Protein Shake (All-In) (1 piece)
Lunch
102 mg/dL
Usually has a stable response
Avg. Food Score on Ultrahuman App
Ultrahuman Users got a STABLE response
How to consume protein shake (all-in) without glucose spikes
Incorporate Fiber
Add a source of fiber to your protein shake, such as chia seeds or flaxseeds. These can help slow down the absorption of glucose.
Choose Low-Sugar Fruits
If you like adding fruits to your shake, opt for berries like strawberries or blueberries, which have a minimal impact on your glucose levels.
Include Healthy Fats
Boost your shake with healthy fats such as nut butter or avocado. These can help stabilize your blood sugar.
Opt for Plant-Based Protein
If possible, use a plant-based protein powder, as it might have a gentler impact on your glucose levels compared to some animal-based proteins.
Mix with Unsweetened Milk Alternatives
Use unsweetened almond milk or coconut milk as your shake base to avoid added sugars.
Add Cinnamon
Incorporate a pinch of cinnamon into your shake, as it is known to help manage blood sugar levels.

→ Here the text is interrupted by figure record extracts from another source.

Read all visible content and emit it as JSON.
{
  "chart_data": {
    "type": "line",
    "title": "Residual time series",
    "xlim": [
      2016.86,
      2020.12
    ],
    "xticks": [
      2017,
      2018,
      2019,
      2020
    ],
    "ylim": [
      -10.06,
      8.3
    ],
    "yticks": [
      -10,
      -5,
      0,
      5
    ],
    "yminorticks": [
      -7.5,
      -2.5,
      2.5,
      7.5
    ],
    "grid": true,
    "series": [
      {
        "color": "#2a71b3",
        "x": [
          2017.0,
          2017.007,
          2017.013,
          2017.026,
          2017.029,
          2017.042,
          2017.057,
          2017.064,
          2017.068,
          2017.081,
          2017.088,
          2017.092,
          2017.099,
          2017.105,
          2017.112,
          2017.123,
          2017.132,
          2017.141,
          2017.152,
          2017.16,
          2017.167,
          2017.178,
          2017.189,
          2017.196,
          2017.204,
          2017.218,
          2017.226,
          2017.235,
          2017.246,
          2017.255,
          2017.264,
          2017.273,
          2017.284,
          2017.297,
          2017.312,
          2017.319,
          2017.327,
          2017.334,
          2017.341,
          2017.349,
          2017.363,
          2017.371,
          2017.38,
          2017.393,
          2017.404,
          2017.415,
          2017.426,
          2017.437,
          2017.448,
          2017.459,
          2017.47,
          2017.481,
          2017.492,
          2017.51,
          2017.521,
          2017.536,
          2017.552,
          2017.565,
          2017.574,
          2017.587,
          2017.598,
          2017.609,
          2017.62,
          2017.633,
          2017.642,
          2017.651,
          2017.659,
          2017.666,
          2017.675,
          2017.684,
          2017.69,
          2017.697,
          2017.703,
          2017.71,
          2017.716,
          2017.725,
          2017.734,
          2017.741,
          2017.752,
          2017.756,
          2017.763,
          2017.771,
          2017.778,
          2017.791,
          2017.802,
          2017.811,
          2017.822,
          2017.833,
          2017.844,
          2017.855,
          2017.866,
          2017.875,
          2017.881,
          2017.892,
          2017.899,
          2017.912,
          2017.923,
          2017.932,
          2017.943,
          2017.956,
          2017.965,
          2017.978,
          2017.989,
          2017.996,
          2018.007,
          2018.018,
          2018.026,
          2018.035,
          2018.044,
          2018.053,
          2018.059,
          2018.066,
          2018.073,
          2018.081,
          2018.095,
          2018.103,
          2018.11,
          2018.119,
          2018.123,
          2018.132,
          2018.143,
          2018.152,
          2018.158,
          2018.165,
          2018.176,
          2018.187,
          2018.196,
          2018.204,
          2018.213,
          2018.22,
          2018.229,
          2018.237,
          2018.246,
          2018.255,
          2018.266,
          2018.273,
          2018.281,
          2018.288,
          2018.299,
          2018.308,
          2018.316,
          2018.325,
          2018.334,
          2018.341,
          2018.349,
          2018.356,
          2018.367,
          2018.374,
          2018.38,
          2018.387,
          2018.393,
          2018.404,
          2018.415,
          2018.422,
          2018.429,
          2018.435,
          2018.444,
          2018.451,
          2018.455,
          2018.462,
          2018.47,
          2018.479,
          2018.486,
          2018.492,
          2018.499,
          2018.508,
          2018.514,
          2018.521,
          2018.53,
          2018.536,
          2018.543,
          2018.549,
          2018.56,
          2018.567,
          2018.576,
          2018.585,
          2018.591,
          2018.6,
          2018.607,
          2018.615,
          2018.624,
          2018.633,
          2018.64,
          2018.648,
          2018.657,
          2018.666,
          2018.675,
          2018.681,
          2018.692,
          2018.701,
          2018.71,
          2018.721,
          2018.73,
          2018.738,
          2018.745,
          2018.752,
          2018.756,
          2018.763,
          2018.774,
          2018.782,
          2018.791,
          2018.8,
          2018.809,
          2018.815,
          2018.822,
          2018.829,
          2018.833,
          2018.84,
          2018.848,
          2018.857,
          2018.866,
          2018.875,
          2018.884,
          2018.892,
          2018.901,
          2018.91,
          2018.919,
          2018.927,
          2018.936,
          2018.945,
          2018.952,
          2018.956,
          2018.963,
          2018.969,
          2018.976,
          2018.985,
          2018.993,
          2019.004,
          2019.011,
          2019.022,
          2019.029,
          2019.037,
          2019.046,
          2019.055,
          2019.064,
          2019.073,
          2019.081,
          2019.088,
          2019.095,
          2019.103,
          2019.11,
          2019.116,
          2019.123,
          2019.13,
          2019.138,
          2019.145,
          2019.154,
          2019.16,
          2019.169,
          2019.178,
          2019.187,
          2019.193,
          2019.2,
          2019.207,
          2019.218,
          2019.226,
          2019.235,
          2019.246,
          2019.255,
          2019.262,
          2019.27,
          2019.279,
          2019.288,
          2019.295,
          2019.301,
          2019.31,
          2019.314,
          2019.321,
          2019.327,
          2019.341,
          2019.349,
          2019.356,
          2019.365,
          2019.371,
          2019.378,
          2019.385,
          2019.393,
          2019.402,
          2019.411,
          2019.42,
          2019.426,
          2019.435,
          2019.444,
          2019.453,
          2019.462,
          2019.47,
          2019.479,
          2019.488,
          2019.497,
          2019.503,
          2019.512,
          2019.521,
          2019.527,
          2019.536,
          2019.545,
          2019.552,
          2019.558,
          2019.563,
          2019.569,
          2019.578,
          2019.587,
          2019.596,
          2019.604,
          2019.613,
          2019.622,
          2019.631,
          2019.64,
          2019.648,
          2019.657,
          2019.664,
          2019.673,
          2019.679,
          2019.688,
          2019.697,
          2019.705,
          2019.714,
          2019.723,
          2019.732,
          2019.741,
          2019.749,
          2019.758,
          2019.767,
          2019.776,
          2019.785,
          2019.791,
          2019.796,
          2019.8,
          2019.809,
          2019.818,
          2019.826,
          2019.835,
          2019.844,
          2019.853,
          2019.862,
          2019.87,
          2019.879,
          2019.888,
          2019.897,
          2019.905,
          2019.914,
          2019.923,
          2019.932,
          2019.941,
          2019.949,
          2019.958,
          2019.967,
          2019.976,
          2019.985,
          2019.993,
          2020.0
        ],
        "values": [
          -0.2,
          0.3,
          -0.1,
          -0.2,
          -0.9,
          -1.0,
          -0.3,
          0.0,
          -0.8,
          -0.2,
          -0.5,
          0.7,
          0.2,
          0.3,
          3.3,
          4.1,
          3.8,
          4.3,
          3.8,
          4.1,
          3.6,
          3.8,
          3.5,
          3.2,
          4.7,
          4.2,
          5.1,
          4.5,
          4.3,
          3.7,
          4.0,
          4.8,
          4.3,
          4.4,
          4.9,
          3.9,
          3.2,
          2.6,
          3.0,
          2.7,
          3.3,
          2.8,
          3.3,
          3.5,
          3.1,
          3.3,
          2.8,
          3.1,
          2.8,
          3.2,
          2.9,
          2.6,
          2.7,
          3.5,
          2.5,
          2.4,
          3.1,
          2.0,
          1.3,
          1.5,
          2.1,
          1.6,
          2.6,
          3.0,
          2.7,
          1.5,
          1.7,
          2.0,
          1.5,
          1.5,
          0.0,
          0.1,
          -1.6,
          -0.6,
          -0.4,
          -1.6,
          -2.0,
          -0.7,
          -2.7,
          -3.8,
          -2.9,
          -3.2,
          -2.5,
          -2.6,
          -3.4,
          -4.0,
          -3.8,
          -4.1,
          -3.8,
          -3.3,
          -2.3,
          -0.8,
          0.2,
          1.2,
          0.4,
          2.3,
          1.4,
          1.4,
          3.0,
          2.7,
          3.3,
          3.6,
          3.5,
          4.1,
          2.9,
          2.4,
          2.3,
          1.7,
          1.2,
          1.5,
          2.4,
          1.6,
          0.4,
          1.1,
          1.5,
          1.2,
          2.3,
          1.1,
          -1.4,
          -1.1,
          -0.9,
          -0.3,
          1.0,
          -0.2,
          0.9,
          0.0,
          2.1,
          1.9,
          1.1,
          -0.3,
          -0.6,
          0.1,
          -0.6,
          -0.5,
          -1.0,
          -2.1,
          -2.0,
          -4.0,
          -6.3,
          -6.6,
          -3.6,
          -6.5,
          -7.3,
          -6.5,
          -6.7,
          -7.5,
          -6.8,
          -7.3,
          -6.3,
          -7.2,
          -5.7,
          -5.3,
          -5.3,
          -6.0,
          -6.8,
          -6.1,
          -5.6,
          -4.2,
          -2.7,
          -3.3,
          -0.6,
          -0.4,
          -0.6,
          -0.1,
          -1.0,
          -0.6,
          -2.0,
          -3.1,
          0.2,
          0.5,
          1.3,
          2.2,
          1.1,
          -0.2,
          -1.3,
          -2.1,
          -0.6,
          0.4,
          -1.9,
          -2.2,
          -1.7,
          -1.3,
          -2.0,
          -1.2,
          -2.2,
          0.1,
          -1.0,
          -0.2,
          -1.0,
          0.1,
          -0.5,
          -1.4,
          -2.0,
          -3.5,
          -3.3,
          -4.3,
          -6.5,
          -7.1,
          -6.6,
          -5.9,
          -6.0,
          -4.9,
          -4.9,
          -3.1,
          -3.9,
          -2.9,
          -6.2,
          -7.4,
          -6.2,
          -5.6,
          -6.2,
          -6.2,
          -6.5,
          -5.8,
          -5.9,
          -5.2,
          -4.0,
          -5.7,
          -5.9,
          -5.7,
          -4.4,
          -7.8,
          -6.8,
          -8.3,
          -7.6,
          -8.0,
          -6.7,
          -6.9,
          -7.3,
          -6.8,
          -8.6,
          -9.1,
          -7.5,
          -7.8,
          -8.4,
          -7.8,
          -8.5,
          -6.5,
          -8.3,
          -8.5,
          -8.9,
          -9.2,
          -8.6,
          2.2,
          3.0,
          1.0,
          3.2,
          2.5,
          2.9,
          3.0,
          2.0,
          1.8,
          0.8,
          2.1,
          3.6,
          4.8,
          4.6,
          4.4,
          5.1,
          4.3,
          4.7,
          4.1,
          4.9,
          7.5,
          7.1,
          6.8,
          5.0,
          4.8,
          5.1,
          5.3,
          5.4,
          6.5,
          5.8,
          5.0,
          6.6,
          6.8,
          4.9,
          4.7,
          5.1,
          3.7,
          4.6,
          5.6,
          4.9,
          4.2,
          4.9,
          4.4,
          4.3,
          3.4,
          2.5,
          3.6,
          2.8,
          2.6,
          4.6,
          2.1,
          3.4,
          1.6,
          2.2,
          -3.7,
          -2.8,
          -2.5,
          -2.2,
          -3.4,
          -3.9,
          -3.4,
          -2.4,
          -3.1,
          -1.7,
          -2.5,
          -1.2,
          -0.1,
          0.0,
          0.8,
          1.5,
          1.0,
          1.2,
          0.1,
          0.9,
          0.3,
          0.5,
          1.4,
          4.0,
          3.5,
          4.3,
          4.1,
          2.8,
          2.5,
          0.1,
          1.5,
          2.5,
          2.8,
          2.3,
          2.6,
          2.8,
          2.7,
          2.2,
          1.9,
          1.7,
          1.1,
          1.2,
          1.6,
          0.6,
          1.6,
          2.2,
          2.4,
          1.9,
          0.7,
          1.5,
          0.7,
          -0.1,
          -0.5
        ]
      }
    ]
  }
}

Drink with a Balanced Meal
Pair your shake with a meal that includes vegetables and whole grains to help maintain stable glucose levels.
Use Natural Sweeteners
If you need to sweeten your shake, consider using a small amount of natural sweeteners like stevia or monk fruit.
Monitor Portion Sizes
Be mindful of the portion size of your protein shake to avoid overconsumption, which can lead to glucose spikes.
Drink Slowly
Sip your shake slowly rather than consuming it quickly to give your body more time to process the nutrients.